The LOGISTIC Procedure
Model Information
Response Variable LungCa
Number of Response Levels 2
Number of Observations Read 327
Number of Observations Used 327
Response Profile
Ordered Total
Value LungCa Frequency
1 yes 122
2 no 205
Probability modeled is LungCa='yes'.
Model Fit Statistics
Intercept
Intercept and
Criterion Only Covariates
AIC 434.019 404.410
SC 437.809 415.780
-2 Log L 432.019 398.410
Testing Global Null Hypothesis: BETA=0
Test Chi-Square DF Pr > ChiSq
Likelihood Ratio 33.6087 2 <.0001
Score 32.6373 2 <.0001
Wald 30.1337 2 <.0001
Type 3 Analysis of Effects
Wald
Effect DF Chi-Square Pr > ChiSq
smoker 1 22.3236 <.0001
age 1 10.3185 0.0013
Analysis of Maximum Likelihood Estimates
Standard Wald
Parameter DF Estimate Error Chi-Square Pr > ChiSq
Intercept 1 -3.0705 0.6647 21.3417 <.0001
smoker yes 1 1.1440 0.2421 22.3236 <.0001
age 1 0.0329 0.0103 10.3185 0.0013
Odds Ratio Estimates
Point 95% Wald
Effect Estimate Confidence Limits
smoker yes vs no 3.139 1.953 5.046
age 1.033 1.013 1.054
a. Give and interpret the odds ratio for each independent variable (it might be easiest to interpret these as estimates of relative risks).
b. For each variable, give the CI for the odds ratio, state whether or not its CI includes 1, and what this implies.

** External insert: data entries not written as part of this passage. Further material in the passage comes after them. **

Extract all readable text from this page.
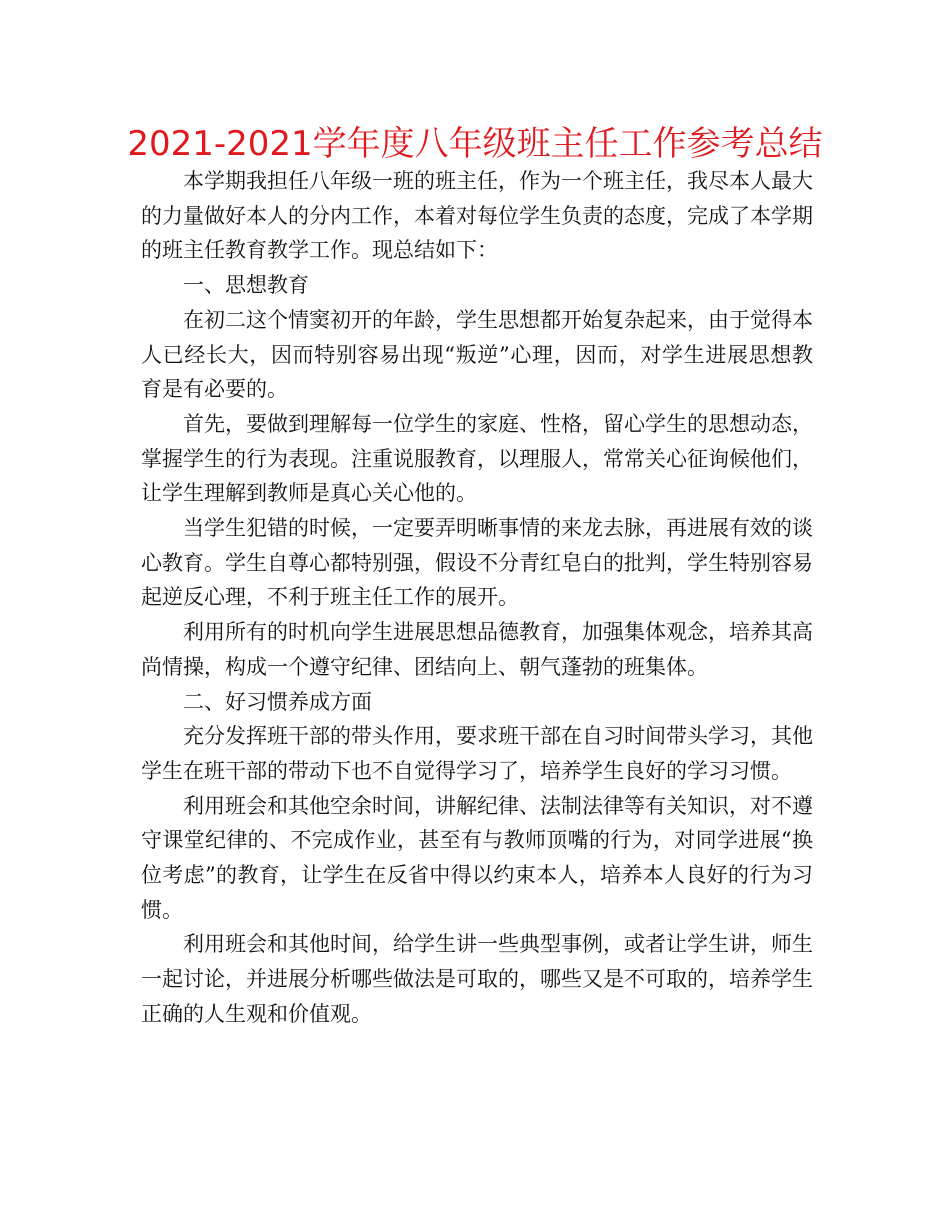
2021-2021学年度八年级班主任工作参考总结

本学期我担任八年级一班的班主任，作为一个班主任，我尽本人最大的力量做好本人的分内工作，本着对每位学生负责的态度，完成了本学期的班主任教育教学工作。现总结如下：

一、思想教育

在初二这个情窦初开的年龄，学生思想都开始复杂起来，由于觉得本人已经长大，因而特别容易出现“叛逆”心理，因而，对学生进展思想教育是有必要的。

首先，要做到理解每一位学生的家庭、性格，留心学生的思想动态，掌握学生的行为表现。注重说服教育，以理服人，常常关心征询候他们，让学生理解到教师是真心关心他的。

当学生犯错的时候，一定要弄明晰事情的来龙去脉，再进展有效的谈心教育。学生自尊心都特别强，假设不分青红皂白的批判，学生特别容易起逆反心理，不利于班主任工作的展开。

利用所有的时机向学生进展思想品德教育，加强集体观念，培养其高尚情操，构成一个遵守纪律、团结向上、朝气蓬勃的班集体。

二、好习惯养成方面

充分发挥班干部的带头作用，要求班干部在自习时间带头学习，其他学生在班干部的带动下也不自觉得学习了，培养学生良好的学习习惯。

利用班会和其他空余时间，讲解纪律、法制法律等有关知识，对不遵守课堂纪律的、不完成作业，甚至有与教师顶嘴的行为，对同学进展“换位考虑”的教育，让学生在反省中得以约束本人，培养本人良好的行为习惯。

利用班会和其他时间，给学生讲一些典型事例，或者让学生讲，师生一起讨论，并进展分析哪些做法是可取的，哪些又是不可取的，培养学生正确的人生观和价值观。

Survival analysis is used to model survival time (in months) after a diagnosis of pancreatic cancer. A Kaplan-Meier curve is presented for the two treatment types (Experimental or Standard). Also, a Cox proportional hazards model is used, which adjusts for sex, race, and BMI. Edited results are below.
The PHREG Procedure
Model Information
Data Set WORK.ONE
Dependent Variable months
Censoring Variable censor
Number of Observations Read 508
Number of Observations Used 508
Type 3 Tests
Wald
Effect DF Chi-Square Pr > ChiSq
treatment 1 19.5948 <.0001
sex 1 0.0003 0.9851
race 1 7.5735 0.0059
BMI 1 5.2431 0.0220
Analysis of Maximum Likelihood Estimates
Parameter Standard Hazard 95% Hazard Ratio
Parameter DF Estimate Error Chi-Square Pr > ChiSq Ratio Confidence Limits
treatment E 1 0.48363 0.10926 19.5948 <.0001 1.622 1.309 2.009
sex F 1 -0.00205 0.10961 0.0003 0.9851 0.998 0.805 1.237
race B 1 0.29154 0.10594 7.5735 0.0059 1.338 1.088 1.647
BMI 1 0.04968 0.02170 5.2431 0.0220 1.051 1.007 1.097
a. Give the hazard ratio and corresponding confidence interval for treatment (note that Standard is the referent level). Interpret this hazard ratio, state whether or not its CI includes 1, and what this implies.